Sin que posiblemente fuera la intención original, desde la irrupción de Aslan en la historia ésta va transformándose en una alegoría teológica sobre el sacrificio que realizó Cristo por la humanidad, para limpiarla de pecado y vencer al mal y a la muerte. Así, si al principio la conexión, por ejemplo, entre Edmund y Judas Iscariote es bastante circunstancial, a medida que va avanzando la historia la metáfora se va haciendo más y más cercana, hasta el punto que hay escenas reinterpetradas casi por completo (si bien algo simplificadas), tales como la vigilia en el huerto de Getsemaní, la pasión (en un capítulo de gran crudeza en el que a Aslan lo desnudan, es decir, le rapan la melena, se burlan de él y lo someten a martirio) y la resurección (siendo testigos de ella Susan y Lucy, de un modo similar a como lo son María Magdalena y otra mujeres en los evangelios). Por añadidura, entremezclada con la reescenificación, hay reflexiones teológicas bastante profundas en torno a los motivos y consecuencias del sacrificio.
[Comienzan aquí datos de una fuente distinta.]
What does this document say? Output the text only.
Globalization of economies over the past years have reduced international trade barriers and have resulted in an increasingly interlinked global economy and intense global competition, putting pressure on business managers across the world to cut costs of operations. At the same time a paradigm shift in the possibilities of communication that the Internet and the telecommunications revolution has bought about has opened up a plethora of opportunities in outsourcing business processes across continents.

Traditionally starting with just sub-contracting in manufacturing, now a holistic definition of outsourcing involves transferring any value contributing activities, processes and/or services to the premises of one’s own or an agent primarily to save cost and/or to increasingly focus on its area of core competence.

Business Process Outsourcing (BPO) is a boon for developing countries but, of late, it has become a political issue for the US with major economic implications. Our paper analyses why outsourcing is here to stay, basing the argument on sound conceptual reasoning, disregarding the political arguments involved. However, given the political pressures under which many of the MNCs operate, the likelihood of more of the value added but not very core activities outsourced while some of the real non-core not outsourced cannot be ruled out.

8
Tal vez mi apreciación del libro se haya visto muy influenciada por la edad de lectura. A lo mejor, de niño hubiera disfrutado sin más de su fantasía y de la impecable prosa de Lewis. A estas alturas soy un lector más cínico, y detesto la alegoría, sea del pelaje que sea. Una vez iniciada, la libertad de la narración se pierde, y nos encontramos con pasajes tan aleatorios (desde una perspectiva interna) como la reinterpretación de la magia profunda y la más profunda de la Mesa de Piedra (que hace referencia alegóricamente, y sólo así tiene sentido, a la sustitución del viejo pacto del Antiguo Testamento por el mensaje de redención y perdón de Jesucristo). El último tercio del libro está tan cargado de significado ulterior, que deja poco, muy poco espacio a la narración pura.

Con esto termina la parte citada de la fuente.